BUSINESS

US home construction down 2.8 per cent in October, with weakness in volatile apartment building

11/19/2014 08:49 EST | Updated 01/19/2015 05:59 EST
WASHINGTON - Construction of new homes fell slightly in October after a big surge in the previous month, but the weakness was largely driven by the volatile apartment sector.

Builders started construction at a seasonally adjusted annual rate of 1.009 million last month, the Commerce Department reported Wednesday. That was a drop of 2.8 per cent from September when construction had jumped 7.8 per cent to 1.038 million.

The weakness stemmed from a 15.4 per cent plunge in apartment construction, a category that tends to have big swings from month to month. Construction of single-family homes was up 4.2 per cent, the third gain in the past four months.

Applications for building permits, a good sign of future activity, rose 4.8 per cent in October to 1.08 million.

While overall construction was down in October, analysts said the weakness was confined to apartment building, which had seen a huge increase in September. They noted upward revisions to overall activity in September and August and forecast further gains in the months ahead.

"The improving trend should continue, supported by generally low rates ... and strong job growth," said Jennifer Lee, senior economist at BMO Capital Markets.

Showing strength in October was the South, which posted a 10.1 per cent jump on construction starts. All other regions of the country recorded declines. Construction fell 18.5 per cent in the Midwest, 16.4 per cent in the Northeast and 10.9 per cent in the West.

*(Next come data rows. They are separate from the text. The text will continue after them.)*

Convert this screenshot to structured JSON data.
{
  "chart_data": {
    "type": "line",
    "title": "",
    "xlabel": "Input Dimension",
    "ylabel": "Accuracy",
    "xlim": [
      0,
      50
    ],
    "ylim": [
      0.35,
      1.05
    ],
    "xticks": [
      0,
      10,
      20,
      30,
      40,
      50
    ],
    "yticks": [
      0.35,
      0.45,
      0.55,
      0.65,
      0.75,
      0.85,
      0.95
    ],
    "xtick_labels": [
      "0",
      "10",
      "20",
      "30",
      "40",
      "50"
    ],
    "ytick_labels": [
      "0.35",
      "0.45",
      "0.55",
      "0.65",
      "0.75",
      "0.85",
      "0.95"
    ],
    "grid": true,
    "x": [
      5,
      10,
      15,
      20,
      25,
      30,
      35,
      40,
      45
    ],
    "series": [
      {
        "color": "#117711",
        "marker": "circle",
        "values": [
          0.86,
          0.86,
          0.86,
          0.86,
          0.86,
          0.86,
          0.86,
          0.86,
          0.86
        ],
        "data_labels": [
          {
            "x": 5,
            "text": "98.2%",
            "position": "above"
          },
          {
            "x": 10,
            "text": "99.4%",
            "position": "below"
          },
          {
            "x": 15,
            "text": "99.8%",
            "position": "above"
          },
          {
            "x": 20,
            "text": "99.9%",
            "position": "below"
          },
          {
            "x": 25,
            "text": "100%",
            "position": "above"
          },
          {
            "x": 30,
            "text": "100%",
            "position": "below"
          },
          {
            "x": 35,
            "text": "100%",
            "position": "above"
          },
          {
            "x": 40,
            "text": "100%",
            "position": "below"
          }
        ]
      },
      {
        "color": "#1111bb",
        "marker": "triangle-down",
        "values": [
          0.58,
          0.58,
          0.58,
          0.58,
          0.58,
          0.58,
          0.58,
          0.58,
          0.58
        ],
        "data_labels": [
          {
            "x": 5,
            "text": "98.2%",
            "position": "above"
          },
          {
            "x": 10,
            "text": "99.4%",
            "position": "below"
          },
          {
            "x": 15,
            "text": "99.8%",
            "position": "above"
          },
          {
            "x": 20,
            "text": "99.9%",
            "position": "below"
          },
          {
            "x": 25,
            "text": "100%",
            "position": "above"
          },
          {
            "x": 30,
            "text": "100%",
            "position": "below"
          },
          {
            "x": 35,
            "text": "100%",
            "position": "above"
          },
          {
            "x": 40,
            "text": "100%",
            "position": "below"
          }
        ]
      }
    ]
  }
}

Solid employment gains, lower mortgage rates and somewhat easier lending standards are likely to boost housing in coming months. At the same time, economists are concerned about price gains, which so far have been outpacing wage increases.

Price increases have cut into affordability for would-be buyers, limiting sales growth for new homes and cutting into sales for existing homes.

But in an encouraging sign, U.S. homebuilders' confidence rebounded in November as both sales expectations and buyer traffic improved. The National Association of Home Builders/Wells Fargo index rose to 58 this month, up from 54 in October.

That puts the index just short of September's reading of 59, which was the highest level since November 2005, shortly before the housing bubble burst. Readings above 50 indicate more builders view sales conditions as good rather than poor.